I have Cateye Astrale's with cadence on all my bikes. They have a big screen for bad eyes; easy to use and setup and no small buttons for numb, middleaged fingers. They are also cheap enough to not send those of us with 1970's prices stuck in our heads into shock.


----------



## Ranilus (Feb 26, 2010)

DrSmile said:


> Cateye Micro Wireless
> 
> http://www.roadbikereview.com/mfr/cateye/computers/PRD_412223_1624crx.aspx


Reading some awesome reviews about this computer. 

Question: other than the led light and double function, how's this against the Strata Wireless? They are the same price and Strata seem to have a larger screen and more functions. 

Thanks!


----------



## Opus51569 (Jul 21, 2009)

atomheartmother said:


> How exactly does it hookup and work?



A small magnet attached to a front spoke. A sensor straps to the fork. The computer attaches to your bars. The sensor uses small batteries to send a wireless signal so no wiring is required. In three years I've needed to replace the computer battery once. The sensor batteries are still the original ones.


----------



## Rex Johnston (Mar 22, 2010)

*spend just a little more...*

i got one of these...

transferable between bikes, no wires at all, big display. Not sure about availability in the US.

http://www.torpedo7.com.au/products/1TCUGN9GA/title/


----------



## AJL (Jul 9, 2009)

Just an FYI, if you want to add functions later (HR, Cadence) - grab an ANT+ compatible computer.


----------



## BCJek (Apr 7, 2006)

This is a brand that is local to where I am. Great stuff at great prices. 

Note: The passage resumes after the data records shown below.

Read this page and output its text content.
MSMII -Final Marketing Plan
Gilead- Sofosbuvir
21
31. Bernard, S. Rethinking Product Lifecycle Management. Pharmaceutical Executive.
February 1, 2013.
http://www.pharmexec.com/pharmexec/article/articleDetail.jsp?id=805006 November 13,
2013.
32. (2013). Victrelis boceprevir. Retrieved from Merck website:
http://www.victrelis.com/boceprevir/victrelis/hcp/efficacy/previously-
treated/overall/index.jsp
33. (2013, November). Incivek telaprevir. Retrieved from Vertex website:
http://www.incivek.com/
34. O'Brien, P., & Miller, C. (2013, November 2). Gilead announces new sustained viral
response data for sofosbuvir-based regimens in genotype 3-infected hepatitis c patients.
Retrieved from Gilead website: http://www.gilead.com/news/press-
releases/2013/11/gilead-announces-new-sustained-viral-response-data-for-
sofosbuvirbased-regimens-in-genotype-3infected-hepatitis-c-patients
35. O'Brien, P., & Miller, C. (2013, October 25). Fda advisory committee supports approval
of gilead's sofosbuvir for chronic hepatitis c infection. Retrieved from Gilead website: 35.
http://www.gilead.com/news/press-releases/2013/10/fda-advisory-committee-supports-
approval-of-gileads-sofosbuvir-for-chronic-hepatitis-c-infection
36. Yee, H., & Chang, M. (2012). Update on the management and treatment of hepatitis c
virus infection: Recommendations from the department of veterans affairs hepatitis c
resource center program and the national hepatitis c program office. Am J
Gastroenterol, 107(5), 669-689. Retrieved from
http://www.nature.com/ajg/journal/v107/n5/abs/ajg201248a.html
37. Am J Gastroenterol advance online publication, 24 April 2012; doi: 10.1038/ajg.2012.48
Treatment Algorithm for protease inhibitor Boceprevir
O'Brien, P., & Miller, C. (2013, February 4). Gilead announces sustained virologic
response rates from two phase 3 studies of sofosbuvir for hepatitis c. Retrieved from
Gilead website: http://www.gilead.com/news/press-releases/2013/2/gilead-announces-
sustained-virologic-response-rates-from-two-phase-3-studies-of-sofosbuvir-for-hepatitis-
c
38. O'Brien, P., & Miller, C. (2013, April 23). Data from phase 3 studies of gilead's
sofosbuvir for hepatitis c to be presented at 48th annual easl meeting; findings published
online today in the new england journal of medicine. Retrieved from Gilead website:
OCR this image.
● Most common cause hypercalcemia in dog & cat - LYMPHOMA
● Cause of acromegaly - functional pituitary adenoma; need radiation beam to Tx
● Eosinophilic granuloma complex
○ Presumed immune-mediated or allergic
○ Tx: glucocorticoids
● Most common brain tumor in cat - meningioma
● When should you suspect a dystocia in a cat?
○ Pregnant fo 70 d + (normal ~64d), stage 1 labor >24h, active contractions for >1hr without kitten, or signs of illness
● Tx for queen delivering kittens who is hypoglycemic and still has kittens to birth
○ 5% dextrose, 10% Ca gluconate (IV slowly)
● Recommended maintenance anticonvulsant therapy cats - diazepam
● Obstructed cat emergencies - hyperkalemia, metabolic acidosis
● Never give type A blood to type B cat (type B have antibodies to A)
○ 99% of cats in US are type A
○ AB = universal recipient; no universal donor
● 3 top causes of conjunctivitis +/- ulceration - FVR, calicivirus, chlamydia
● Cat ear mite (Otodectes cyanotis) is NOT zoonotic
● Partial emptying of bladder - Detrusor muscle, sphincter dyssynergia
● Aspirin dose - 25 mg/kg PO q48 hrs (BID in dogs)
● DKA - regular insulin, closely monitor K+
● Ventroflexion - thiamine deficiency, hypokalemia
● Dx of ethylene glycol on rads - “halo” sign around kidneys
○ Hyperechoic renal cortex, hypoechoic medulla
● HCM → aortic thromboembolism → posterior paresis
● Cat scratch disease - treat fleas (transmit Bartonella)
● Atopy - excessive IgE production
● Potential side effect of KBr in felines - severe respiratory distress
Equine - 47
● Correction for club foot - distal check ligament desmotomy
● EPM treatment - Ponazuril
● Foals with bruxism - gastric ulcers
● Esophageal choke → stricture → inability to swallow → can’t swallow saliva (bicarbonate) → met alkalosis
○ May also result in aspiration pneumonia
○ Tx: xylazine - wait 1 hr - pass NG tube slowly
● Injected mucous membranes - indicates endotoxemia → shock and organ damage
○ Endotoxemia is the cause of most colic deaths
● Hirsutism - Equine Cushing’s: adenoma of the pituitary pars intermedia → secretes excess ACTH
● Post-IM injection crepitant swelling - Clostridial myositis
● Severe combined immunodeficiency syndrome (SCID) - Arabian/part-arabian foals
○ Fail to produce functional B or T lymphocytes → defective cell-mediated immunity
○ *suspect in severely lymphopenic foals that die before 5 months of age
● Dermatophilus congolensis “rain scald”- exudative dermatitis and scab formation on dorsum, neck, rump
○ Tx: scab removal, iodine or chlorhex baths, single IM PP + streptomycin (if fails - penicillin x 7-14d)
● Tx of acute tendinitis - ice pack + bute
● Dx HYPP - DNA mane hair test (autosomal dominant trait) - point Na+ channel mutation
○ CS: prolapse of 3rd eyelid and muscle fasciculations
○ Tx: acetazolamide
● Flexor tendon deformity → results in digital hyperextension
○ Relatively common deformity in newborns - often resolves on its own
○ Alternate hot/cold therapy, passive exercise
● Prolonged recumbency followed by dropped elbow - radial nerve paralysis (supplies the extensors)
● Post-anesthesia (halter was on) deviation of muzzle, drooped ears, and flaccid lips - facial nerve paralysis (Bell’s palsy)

http://www.filzer.com/products.php?cat_id=1

Michael


----------



## Clueless Morgan (Mar 27, 2010)

What about heart rate monitor? Any one use one? Separate from a bike computer or integrated? For Cateye it seems like only one model includes it, the CC-TR300TW V3.


----------



## squareslinky (Aug 13, 2009)

I have a Micro Wireless on my MTB, which does its job. My road bike has a Strada Double wireless which I am getting rid of - the font is too small and I can't read it! Keep that in mind if you need reading glasses. You don't want to buy things twice.


----------